RECODE ran2 (1 thru 499=1) (500 thru 1000=0) into ran2x. VALUE LABELS ran2x 1 'constitution' 0 'no mention'.
recode q17 (1=1) (else =0). value labels q17 1 'veryaware of SC' 0 'notveryaware'.
oneway q17 by ran2x (0,1).
CROSSTABS /TABLES= native by ran2x /CELLS= COUNT column /statistics= corr phi chisq.
anova variables = native by ran2x (0,1) q17 (0,1).
UNIANOVA native BY ran2x q17 /RANDOM = ran2x q17 /METHOD = SSTYPE(3) /INTERCEPT = INCLUDE /PLOT = PROFILE( ran2x*q17 ) /EMMEANS = TABLES(OVERALL) /EMMEANS = TABLES(ran2x) /EMMEANS = TABLES(q17) /EMMEANS = TABLES(ran2x*q17) /CRITERIA = ALPHA(.05) /DESIGN = ran2x q17 ran2x*q17 .
CROSSTABS /TABLES= native by ran2x by q17 /CELLS= COUNT column /statistics= corr phi chisq.
An Example of Statistical Control with the Macleans data set.
CROSSTABS /TABLES=q6 BY p1000f1 /FORMAT= AVALUE TABLES /STATISTIC=CHISQ PHI CTAU /CELLS= COUNT COLUMN .
*trichotomize age*. recode age (1 thru 5 =1) (6 thru 8 =2) (9 thru 11 =3) into ager. value labels ager 1 'young' 2 'middle' 3 'older'.
Freq var = ager3.
CROSSTABS /TABLES=q6 BY p1000f1 BY AGER3 /FORMAT= AVALUE TABLES /STATISTIC=CHISQ PHI CTAU /CELLS= COUNT COLUMN .
*recode age into 4 cats*. recode age (1 thru 4 =1) (5 thru 7 =2) (8,9 =3) (10,11 =4) into ager4. value labels ager 1 'under35' 2 '35 to 49' 3 '50-60' 4 '60+'.
freq var ager4.
CROSSTABS /TABLES=q6 BY p1000f1 BY AGER4 /FORMAT= AVALUE TABLES /STATISTIC=CHISQ PHI CTAU /CELLS= COUNT COLUMN .

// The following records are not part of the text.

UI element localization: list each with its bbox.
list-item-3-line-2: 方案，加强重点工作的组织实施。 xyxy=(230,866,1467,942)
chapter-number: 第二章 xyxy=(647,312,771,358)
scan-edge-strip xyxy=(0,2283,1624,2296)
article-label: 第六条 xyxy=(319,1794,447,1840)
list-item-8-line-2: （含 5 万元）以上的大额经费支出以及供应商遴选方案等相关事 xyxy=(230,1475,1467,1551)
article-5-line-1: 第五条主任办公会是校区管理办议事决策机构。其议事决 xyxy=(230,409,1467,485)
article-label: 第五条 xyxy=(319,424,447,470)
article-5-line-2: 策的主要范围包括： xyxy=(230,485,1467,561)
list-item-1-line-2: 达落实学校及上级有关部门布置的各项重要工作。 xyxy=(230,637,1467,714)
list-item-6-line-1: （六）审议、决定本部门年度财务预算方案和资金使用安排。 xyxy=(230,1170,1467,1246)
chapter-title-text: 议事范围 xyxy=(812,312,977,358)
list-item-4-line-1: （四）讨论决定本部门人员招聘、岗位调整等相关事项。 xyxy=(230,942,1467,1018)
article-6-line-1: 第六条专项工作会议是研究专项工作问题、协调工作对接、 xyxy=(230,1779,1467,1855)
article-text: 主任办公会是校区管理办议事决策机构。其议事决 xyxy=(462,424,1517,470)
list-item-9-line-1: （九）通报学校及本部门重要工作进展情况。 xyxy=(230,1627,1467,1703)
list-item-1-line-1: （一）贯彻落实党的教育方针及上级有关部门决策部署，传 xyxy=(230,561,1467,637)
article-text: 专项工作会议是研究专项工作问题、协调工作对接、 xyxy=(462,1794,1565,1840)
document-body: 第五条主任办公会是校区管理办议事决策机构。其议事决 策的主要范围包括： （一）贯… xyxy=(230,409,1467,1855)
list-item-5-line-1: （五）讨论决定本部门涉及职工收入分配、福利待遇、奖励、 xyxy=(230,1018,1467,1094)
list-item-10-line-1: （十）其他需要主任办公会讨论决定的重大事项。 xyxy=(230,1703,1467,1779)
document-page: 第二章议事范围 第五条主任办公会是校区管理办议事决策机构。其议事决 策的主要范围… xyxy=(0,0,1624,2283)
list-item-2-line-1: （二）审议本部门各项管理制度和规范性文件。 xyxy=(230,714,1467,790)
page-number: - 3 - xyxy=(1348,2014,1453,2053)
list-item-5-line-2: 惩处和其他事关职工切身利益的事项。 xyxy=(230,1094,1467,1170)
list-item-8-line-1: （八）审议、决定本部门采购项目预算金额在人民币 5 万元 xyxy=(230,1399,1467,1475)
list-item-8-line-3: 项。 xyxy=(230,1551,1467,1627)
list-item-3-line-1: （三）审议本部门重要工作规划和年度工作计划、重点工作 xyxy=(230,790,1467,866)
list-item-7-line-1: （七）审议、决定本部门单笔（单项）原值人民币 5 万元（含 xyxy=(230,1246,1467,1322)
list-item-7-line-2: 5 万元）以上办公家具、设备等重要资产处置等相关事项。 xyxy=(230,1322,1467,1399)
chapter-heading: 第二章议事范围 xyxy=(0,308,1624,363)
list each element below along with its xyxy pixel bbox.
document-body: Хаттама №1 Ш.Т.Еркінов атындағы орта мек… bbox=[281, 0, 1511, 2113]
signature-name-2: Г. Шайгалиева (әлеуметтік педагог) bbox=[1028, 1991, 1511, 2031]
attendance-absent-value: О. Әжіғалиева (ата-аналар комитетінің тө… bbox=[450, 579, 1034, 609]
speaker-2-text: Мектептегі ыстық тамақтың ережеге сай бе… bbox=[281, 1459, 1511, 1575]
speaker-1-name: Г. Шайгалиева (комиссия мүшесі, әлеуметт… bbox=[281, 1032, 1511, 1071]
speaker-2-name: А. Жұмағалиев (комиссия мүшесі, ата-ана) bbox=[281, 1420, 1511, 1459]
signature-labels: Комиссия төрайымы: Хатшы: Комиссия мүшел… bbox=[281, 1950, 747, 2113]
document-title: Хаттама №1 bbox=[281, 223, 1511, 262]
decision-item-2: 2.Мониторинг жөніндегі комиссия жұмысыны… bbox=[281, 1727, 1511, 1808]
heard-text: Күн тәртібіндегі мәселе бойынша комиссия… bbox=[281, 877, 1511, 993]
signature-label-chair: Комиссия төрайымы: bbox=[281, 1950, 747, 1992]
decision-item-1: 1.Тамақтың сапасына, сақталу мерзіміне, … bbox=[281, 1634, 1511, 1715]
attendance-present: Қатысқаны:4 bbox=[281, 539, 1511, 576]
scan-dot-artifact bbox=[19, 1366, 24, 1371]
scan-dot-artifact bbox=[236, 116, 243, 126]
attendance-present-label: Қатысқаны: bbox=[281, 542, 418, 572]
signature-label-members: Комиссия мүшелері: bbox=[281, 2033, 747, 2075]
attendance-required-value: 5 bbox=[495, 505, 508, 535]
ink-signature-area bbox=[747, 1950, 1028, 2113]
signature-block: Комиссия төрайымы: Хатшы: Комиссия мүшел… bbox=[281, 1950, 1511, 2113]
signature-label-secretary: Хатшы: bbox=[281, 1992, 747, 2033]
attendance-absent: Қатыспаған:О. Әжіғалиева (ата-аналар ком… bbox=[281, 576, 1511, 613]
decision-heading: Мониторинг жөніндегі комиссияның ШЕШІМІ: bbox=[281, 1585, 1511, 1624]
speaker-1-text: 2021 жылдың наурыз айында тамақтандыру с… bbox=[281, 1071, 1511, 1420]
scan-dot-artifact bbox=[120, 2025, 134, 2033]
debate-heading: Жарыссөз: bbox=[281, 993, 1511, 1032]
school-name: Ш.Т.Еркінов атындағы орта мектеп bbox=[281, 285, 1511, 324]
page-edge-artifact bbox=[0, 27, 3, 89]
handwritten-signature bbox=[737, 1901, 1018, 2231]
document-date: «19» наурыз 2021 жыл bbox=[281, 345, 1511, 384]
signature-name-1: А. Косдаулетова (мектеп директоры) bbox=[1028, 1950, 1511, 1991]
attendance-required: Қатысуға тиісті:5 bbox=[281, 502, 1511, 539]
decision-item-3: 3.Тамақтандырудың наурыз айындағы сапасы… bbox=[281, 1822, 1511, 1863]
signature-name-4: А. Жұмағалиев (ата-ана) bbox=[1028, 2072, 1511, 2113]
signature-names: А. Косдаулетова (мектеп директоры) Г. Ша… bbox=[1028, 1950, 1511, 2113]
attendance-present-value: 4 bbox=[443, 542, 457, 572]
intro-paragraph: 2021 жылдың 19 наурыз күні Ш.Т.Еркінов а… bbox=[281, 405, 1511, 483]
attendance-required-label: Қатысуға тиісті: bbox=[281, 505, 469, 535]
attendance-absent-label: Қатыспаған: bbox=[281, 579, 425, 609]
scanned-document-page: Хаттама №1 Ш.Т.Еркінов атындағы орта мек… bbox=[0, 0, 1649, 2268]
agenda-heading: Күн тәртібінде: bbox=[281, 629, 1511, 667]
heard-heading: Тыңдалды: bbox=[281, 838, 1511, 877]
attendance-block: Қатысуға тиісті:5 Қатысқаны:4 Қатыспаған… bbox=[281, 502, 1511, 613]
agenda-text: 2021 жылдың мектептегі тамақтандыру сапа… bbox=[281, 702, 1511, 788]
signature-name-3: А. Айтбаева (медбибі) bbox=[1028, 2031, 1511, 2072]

Syntax for computing rural-urban variable using Macleans data
Unfortunately the relevant variable in CRIC (q46) is not available
numeric nrururb. string rururb (a1). compute rururb = substr (p926f5, 2, 1). recode rururb ('0' = 0) ('1','2','3','4','5','6','7','8','9'=1)into urban. value labels urban 0 'rural' 1 'urban'.
frequencies variables = rururb urban.
(to use in CES use pcode rather than p926f5) numeric nrururb. string rururb (a1). compute rururb = substr (pcode, 2, 1). recode rururb ('0' = 0) ('1','2','3','4','5','6','7','8','9'=1)into urban. value labels urban 0 'rural' 1 'urban'. frequencies variables = rururb urban.